Seminar on Returning to the Roots: Lim Tze Peng’s Visions of the Nanyang Dream

Ms Chinmiao Hsu studies contemporary Chinese ink artists in Singapore and examined their development, issues of identity, and Chinese ink’s rejuvenation with Nanyang artists as historical references.

Thursday, 4 May 2017 – In this 12th instalment of the Arts in Southeast Asia Seminar Series, Ms Chinmiao Hsu gave a presentation titled, “Returning to the Roots: Lim Tze Peng’s Visions of the Nanyang Dream”. She obtained an MA degree in Asian Art Histories from the LaSalle College of the Arts in 2016; her research on contemporary Chinese ink artists in Singapore examined their development, issues of identity, and Chinese ink’s rejuvenation with Nanyang artists as historical references. More than thirty participants, including those from local universities, art institutions, private firms, and non-profit organisations, and members of the general public attended this seminar.

Dr Terence Chong, Senior Fellow at ISEAS, moderated the seminar delivered by Ms Chinmiao Hsu (Source: ISEAS – Yusof Ishak Institute)

Hsu began by noting that Chinese ink’s recent history is one of decline and crisis. In the early 20th century, amateur and literati styles overtaking professional painters led to stagnation in innovation and techniques, and it became a troubling symbol of China’s lack of modernity in the pursuit of Westernisation. In the mid-20th century, the nationalists promoted it as part of China’s cultural richness, but its aesthetic disappeared as ink painting became utilitarian and functional under the communists. In the late 20th century, artists returned to the roots of tradition as a strategy to revitalise an indigenous art tradition in experimental ink painting.
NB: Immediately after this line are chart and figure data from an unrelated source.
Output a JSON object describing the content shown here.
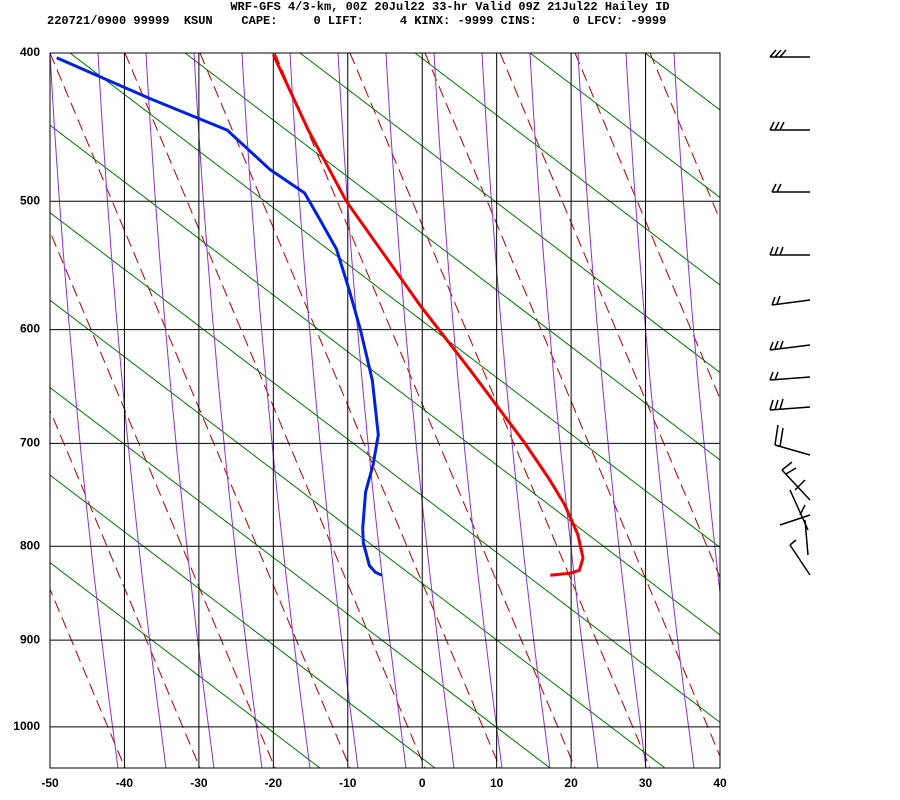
{
  "chart_data": {
    "type": "skewt",
    "title": "WRF-GFS 4/3-km, 00Z 20Jul22 33-hr Valid 09Z 21Jul22 Hailey ID",
    "subtitle": "220721/0900 99999  KSUN    CAPE:     0 LIFT:     4 KINX: -9999 CINS:     0 LFCV: -9999",
    "yscale": "pressure",
    "xlim": [
      -50,
      40
    ],
    "xticks": [
      -50,
      -40,
      -30,
      -20,
      -10,
      0,
      10,
      20,
      30,
      40
    ],
    "ylim": [
      1050,
      400
    ],
    "yticks": [
      400,
      500,
      600,
      700,
      800,
      900,
      1000
    ],
    "grid": true,
    "series": [
      {
        "color": "#ee0000",
        "x": [
          -20,
          -15.3,
          -10.2,
          -0.3,
          6.4,
          13.8,
          17.1,
          19.1,
          20.9,
          21.6,
          21.1,
          19.8,
          17.2
        ],
        "y": [
          401,
          450,
          500,
          580,
          634,
          700,
          734,
          758,
          788,
          812,
          825,
          828,
          830
        ]
      },
      {
        "color": "#0022dd",
        "x": [
          -49.1,
          -36.6,
          -26.2,
          -20.5,
          -15.8,
          -13.8,
          -11.5,
          -9.8,
          -8.3,
          -6.7,
          -5.9,
          -6.6,
          -7.6,
          -8.0,
          -7.9,
          -7.1,
          -6.3,
          -5.4
        ],
        "y": [
          403,
          429,
          450,
          477,
          494,
          513,
          536,
          568,
          600,
          643,
          692,
          720,
          746,
          782,
          797,
          820,
          827,
          830
        ]
      }
    ]
  }
}
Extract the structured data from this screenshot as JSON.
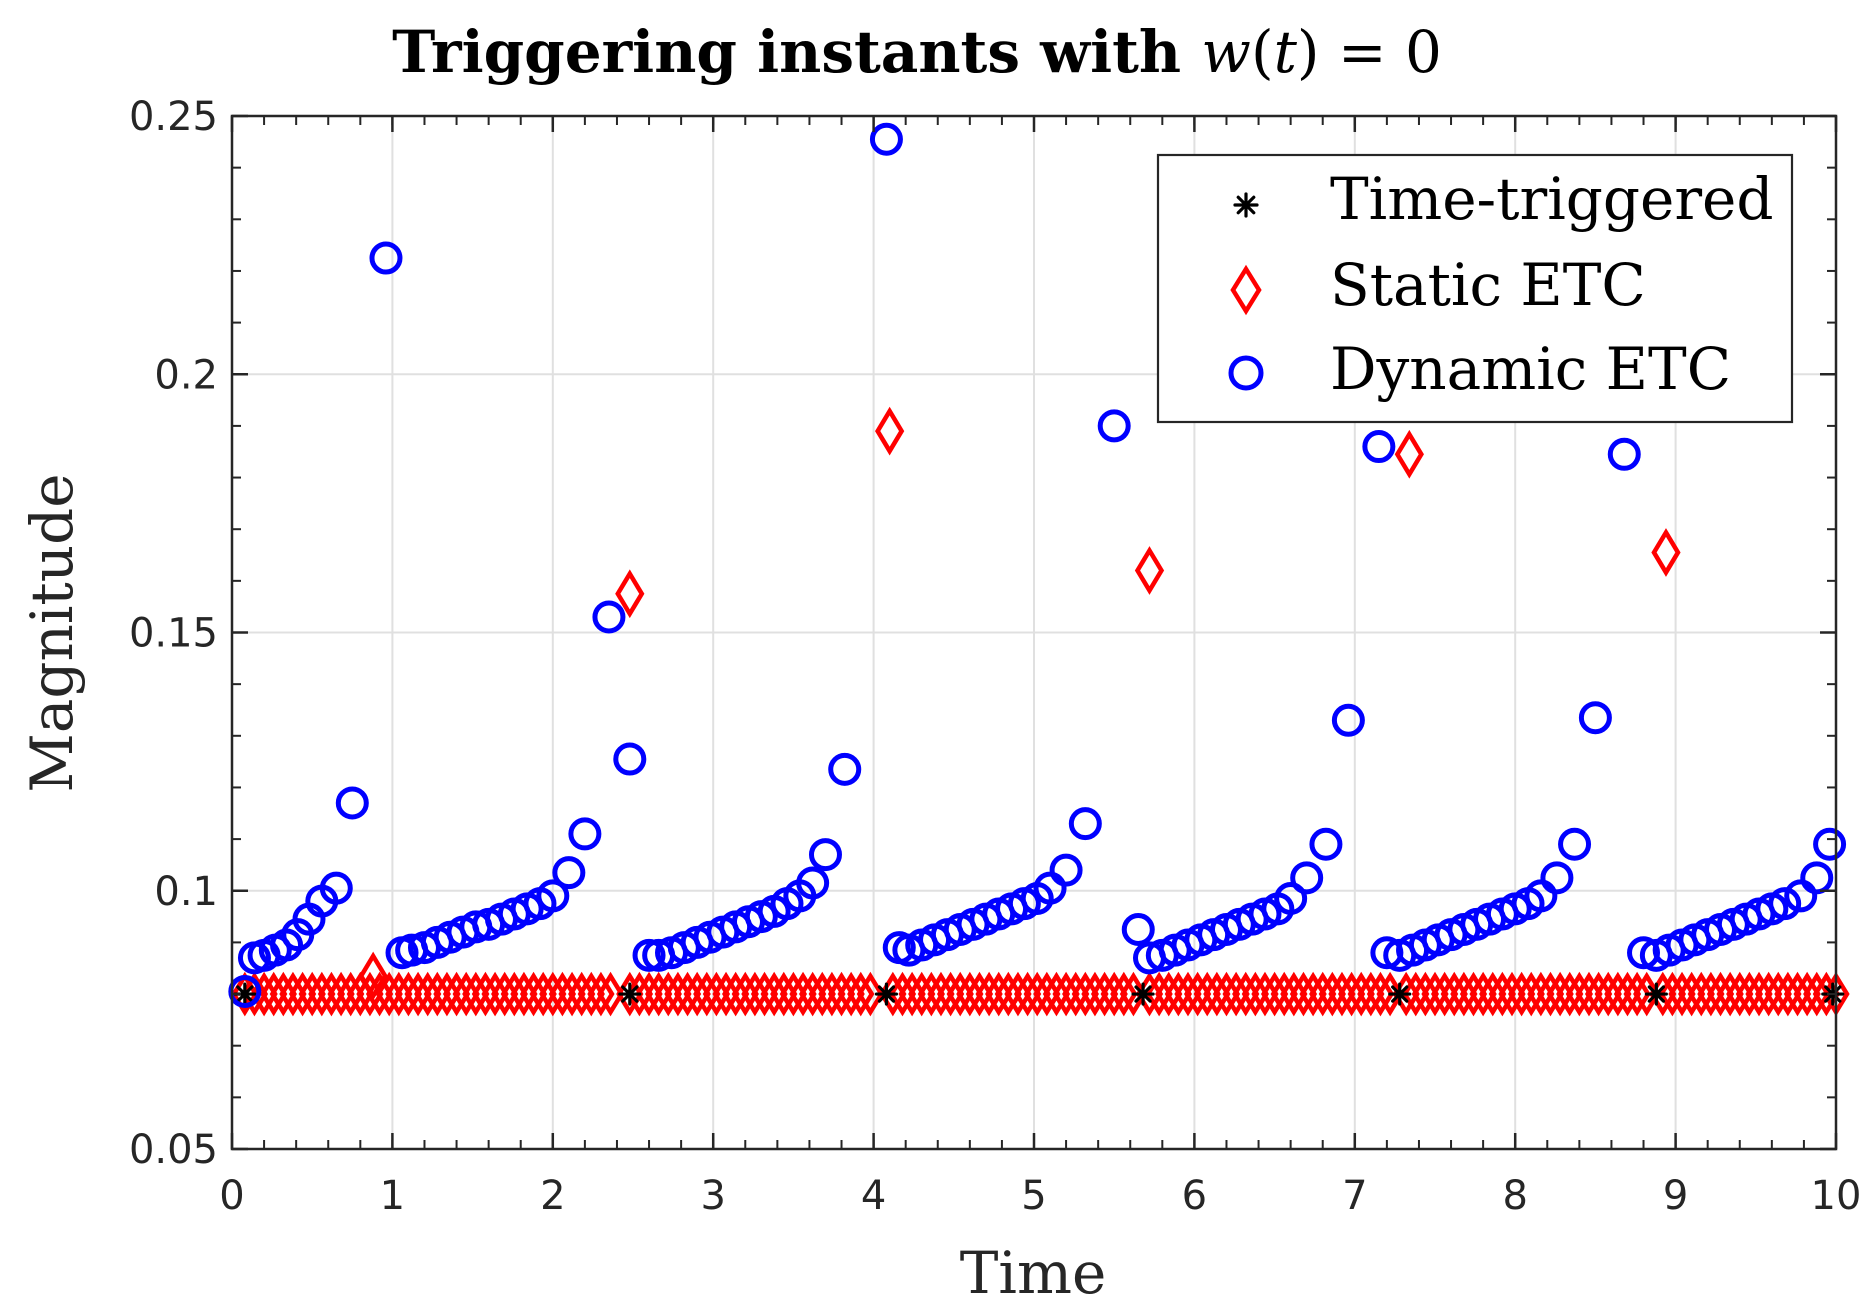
{
  "chart_data": {
    "type": "scatter",
    "title": "Triggering instants with w(t) = 0",
    "title_parts": {
      "prefix": "Triggering instants with ",
      "var": "w",
      "open": "(",
      "arg": "t",
      "close": ")",
      "rest": " = 0"
    },
    "xlabel": "Time",
    "ylabel": "Magnitude",
    "xlim": [
      0,
      10
    ],
    "ylim": [
      0.05,
      0.25
    ],
    "xticks": [
      0,
      1,
      2,
      3,
      4,
      5,
      6,
      7,
      8,
      9,
      10
    ],
    "yticks": [
      0.05,
      0.1,
      0.15,
      0.2,
      0.25
    ],
    "xtick_labels": [
      "0",
      "1",
      "2",
      "3",
      "4",
      "5",
      "6",
      "7",
      "8",
      "9",
      "10"
    ],
    "ytick_labels": [
      "0.05",
      "0.1",
      "0.15",
      "0.2",
      "0.25"
    ],
    "grid": true,
    "legend_position": "top-right",
    "colors": {
      "time": "#000000",
      "static": "#ff0000",
      "dynamic": "#0000ff",
      "grid": "#e0e0e0",
      "axis": "#262626"
    },
    "series": [
      {
        "name": "Time-triggered",
        "marker": "asterisk",
        "x": [
          0.08,
          2.48,
          4.08,
          5.68,
          7.28,
          8.88,
          9.98
        ],
        "y": [
          0.08,
          0.08,
          0.08,
          0.08,
          0.08,
          0.08,
          0.08
        ]
      },
      {
        "name": "Static ETC",
        "marker": "diamond",
        "dense_segments": [
          [
            0.08,
            2.4
          ],
          [
            2.48,
            4.0
          ],
          [
            4.12,
            5.64
          ],
          [
            5.72,
            7.24
          ],
          [
            7.32,
            8.84
          ],
          [
            8.92,
            10.0
          ]
        ],
        "dense_value": 0.08,
        "dense_step": 0.06,
        "x": [
          0.88,
          2.48,
          4.1,
          5.72,
          7.34,
          8.94
        ],
        "y": [
          0.0835,
          0.1575,
          0.189,
          0.162,
          0.1845,
          0.1655
        ]
      },
      {
        "name": "Dynamic ETC",
        "marker": "circle",
        "x": [
          0.08,
          0.14,
          0.2,
          0.27,
          0.34,
          0.41,
          0.48,
          0.56,
          0.65,
          0.75,
          0.96,
          1.06,
          1.12,
          1.2,
          1.28,
          1.36,
          1.44,
          1.52,
          1.6,
          1.68,
          1.76,
          1.84,
          1.92,
          2.0,
          2.1,
          2.2,
          2.35,
          2.48,
          2.6,
          2.66,
          2.74,
          2.82,
          2.9,
          2.98,
          3.06,
          3.14,
          3.22,
          3.3,
          3.38,
          3.46,
          3.54,
          3.62,
          3.7,
          3.82,
          4.08,
          4.16,
          4.22,
          4.3,
          4.38,
          4.46,
          4.54,
          4.62,
          4.7,
          4.78,
          4.86,
          4.94,
          5.02,
          5.1,
          5.2,
          5.32,
          5.5,
          5.65,
          5.72,
          5.8,
          5.88,
          5.96,
          6.04,
          6.12,
          6.2,
          6.28,
          6.36,
          6.44,
          6.52,
          6.6,
          6.7,
          6.82,
          6.96,
          7.15,
          7.2,
          7.28,
          7.36,
          7.44,
          7.52,
          7.6,
          7.68,
          7.76,
          7.84,
          7.92,
          8.0,
          8.08,
          8.16,
          8.26,
          8.37,
          8.5,
          8.68,
          8.8,
          8.88,
          8.96,
          9.04,
          9.12,
          9.2,
          9.28,
          9.36,
          9.44,
          9.52,
          9.6,
          9.68,
          9.78,
          9.88,
          9.96
        ],
        "y": [
          0.0805,
          0.087,
          0.0875,
          0.0885,
          0.0895,
          0.0915,
          0.0945,
          0.098,
          0.1005,
          0.117,
          0.2225,
          0.088,
          0.0885,
          0.089,
          0.09,
          0.091,
          0.092,
          0.093,
          0.0935,
          0.0945,
          0.0955,
          0.0965,
          0.0975,
          0.099,
          0.1035,
          0.111,
          0.153,
          0.1255,
          0.0875,
          0.0875,
          0.088,
          0.089,
          0.09,
          0.091,
          0.092,
          0.093,
          0.094,
          0.095,
          0.096,
          0.0975,
          0.099,
          0.1015,
          0.107,
          0.1235,
          0.2455,
          0.089,
          0.0885,
          0.0895,
          0.0905,
          0.0915,
          0.0925,
          0.0935,
          0.0945,
          0.0955,
          0.0965,
          0.0975,
          0.0985,
          0.1005,
          0.104,
          0.113,
          0.19,
          0.0925,
          0.087,
          0.0875,
          0.0885,
          0.0895,
          0.0905,
          0.0915,
          0.0925,
          0.0935,
          0.0945,
          0.0955,
          0.0965,
          0.0985,
          0.1025,
          0.109,
          0.133,
          0.186,
          0.088,
          0.0875,
          0.0885,
          0.0895,
          0.0905,
          0.0915,
          0.0925,
          0.0935,
          0.0945,
          0.0955,
          0.0965,
          0.0975,
          0.099,
          0.1025,
          0.109,
          0.1335,
          0.1845,
          0.088,
          0.0875,
          0.0885,
          0.0895,
          0.0905,
          0.0915,
          0.0925,
          0.0935,
          0.0945,
          0.0955,
          0.0965,
          0.0975,
          0.099,
          0.1025,
          0.109
        ]
      }
    ]
  }
}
Turning to the ‘Nanyang’ since the 1950s, Hsu observed that Chinese ink was used in the search for local identity rather than symbolising “Chineseness”. Answering Lim Hak Tai’s 1938 call for art to include a sense of “localness”, pioneer artists used local subject matters and mix Eastern and Western techniques, giving birth to the so-called ‘Nanyang Style’. However, Hsu showed how such “localization” was less effective as the “local” images lacked cultural depth and remained dominated by the Chinese aesthetic and the Shanghai School style that they were linked to. This made the Nanyang Style, with its Sino-centric moniker, problematic.

Turning to Lim Tze Peng, Hsu made a strong case for honouring him as a true Nanyang ink artist. For her, Lim is a maverick, a self-taught artist with no style to emulate or baggage to bear. With no master to mould him, he enjoyed artistic autonomy and turned to the environment as his teacher. Furthermore, Lim was born and raised in Singapore, observing the very details of life happening in the transforming city in the 1970s and 1980s that served as the basis of his inspiration, and has an intimate knowledge of the local culture of his artistic context. Lim’s therefore envisions his cultural image of Nanyang as a door to Singapore’s past.
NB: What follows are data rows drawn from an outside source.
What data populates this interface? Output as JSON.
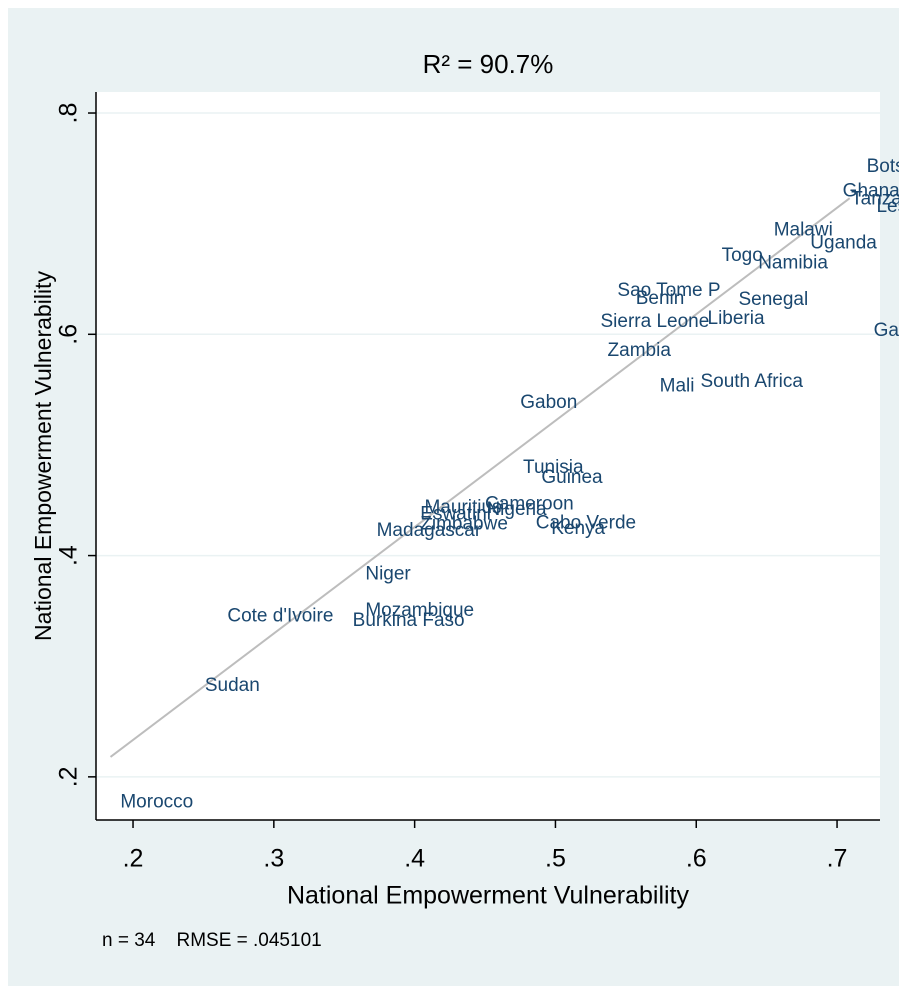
{
  "chart_data": {
    "type": "scatter",
    "title": "R² = 90.7%",
    "x_label": "National Empowerment Vulnerability",
    "y_label": "National Empowerment Vulnerability",
    "note": "n = 34    RMSE = .045101",
    "xlim": [
      0.1737,
      0.7305
    ],
    "ylim": [
      0.161,
      0.819
    ],
    "xticks": [
      {
        "value": 0.2,
        "label": ".2"
      },
      {
        "value": 0.3,
        "label": ".3"
      },
      {
        "value": 0.4,
        "label": ".4"
      },
      {
        "value": 0.5,
        "label": ".5"
      },
      {
        "value": 0.6,
        "label": ".6"
      },
      {
        "value": 0.7,
        "label": ".7"
      }
    ],
    "yticks": [
      {
        "value": 0.2,
        "label": ".2"
      },
      {
        "value": 0.4,
        "label": ".4"
      },
      {
        "value": 0.6,
        "label": ".6"
      },
      {
        "value": 0.8,
        "label": ".8"
      }
    ],
    "grid": true,
    "label_color": "#1a476f",
    "fit_color": "#bdbdbd",
    "labels": [
      "Morocco",
      "Sudan",
      "Cote d'Ivoire",
      "Burkina Faso",
      "Mozambique",
      "Niger",
      "Madagascar",
      "Zimbabwe",
      "Eswatini",
      "Mauritius",
      "Nigeria",
      "Cameroon",
      "Cabo Verde",
      "Kenya",
      "Tunisia",
      "Guinea",
      "Gabon",
      "Zambia",
      "Mali",
      "South Africa",
      "Sierra Leone",
      "Liberia",
      "Sao Tome P",
      "Benin",
      "Senegal",
      "Togo",
      "Namibia",
      "Malawi",
      "Uganda",
      "Ghana",
      "Tanzania",
      "Lesotho",
      "Botswana",
      "Gambia"
    ],
    "x": [
      0.191,
      0.251,
      0.267,
      0.356,
      0.365,
      0.365,
      0.373,
      0.404,
      0.404,
      0.407,
      0.451,
      0.45,
      0.486,
      0.497,
      0.477,
      0.49,
      0.475,
      0.537,
      0.574,
      0.603,
      0.532,
      0.608,
      0.544,
      0.557,
      0.63,
      0.618,
      0.644,
      0.655,
      0.681,
      0.704,
      0.71,
      0.728,
      0.721,
      0.726
    ],
    "y": [
      0.177,
      0.282,
      0.345,
      0.341,
      0.35,
      0.383,
      0.422,
      0.428,
      0.437,
      0.443,
      0.441,
      0.446,
      0.429,
      0.424,
      0.479,
      0.47,
      0.538,
      0.585,
      0.553,
      0.557,
      0.611,
      0.614,
      0.639,
      0.632,
      0.631,
      0.671,
      0.664,
      0.694,
      0.682,
      0.729,
      0.722,
      0.715,
      0.751,
      0.603
    ],
    "fit_line": {
      "x": [
        0.184,
        0.709
      ],
      "y": [
        0.218,
        0.723
      ]
    }
  }
}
Hsu showed how Lim engages local tradition as a Singaporean Chinese ink artist. Firstly, his details depict dynamic relationships and narrate stories. Secondly, he communicates intangibles – treasured values, local customs, and beliefs – and captures the quintessential kampong spirit in his paintings. Thirdly, he renders time irrelevant and brings forth what is timeless by juxtaposing old with new, and past with present. Hsu suggested that a sense of the conviviality of everyday life and warmth of relationships give a clue about the spirit and aesthetic of Nanyang in painting.

Participants at the seminar (Source: ISEAS – Yusof Ishak Institute)

Ms Hsu concluded by noting how Lim’s career of more than 60 years has spanned multiple generations of Chinese ink artists in Singapore, where multiculturalism serves as a context for the artist, even as the focus of the art form shift from “localness” to “globalness”. Members of the audience asked many questions, which allowed Hsu to share that Lim experimented with media other than Chinese ink, he had good relations with other Nanyang artists, and his work was rather representative of the Nanyang Style of the 1950s. She also elaborated on Lim’s move towards the abstract and experimentation with calligraphy in his literary tradition.

During the Q&A Hsu also shared about the public nature of her sources of information, her desire to continue her research on Lim, and how his work has evolved as Singapore changed over the years. The discussion also covered how Lim’s work fits into the loosely-defined Nanyang Style, yet is removed from the chronological context of the Nanyang Style, other ways of approaching the localization and abstraction found in the Nanyang Style, including using a “neo-Nanyang” or “post-Nanyang” framework to overcome the chronological constraints of the Style, and how his work should not be considered kitsch.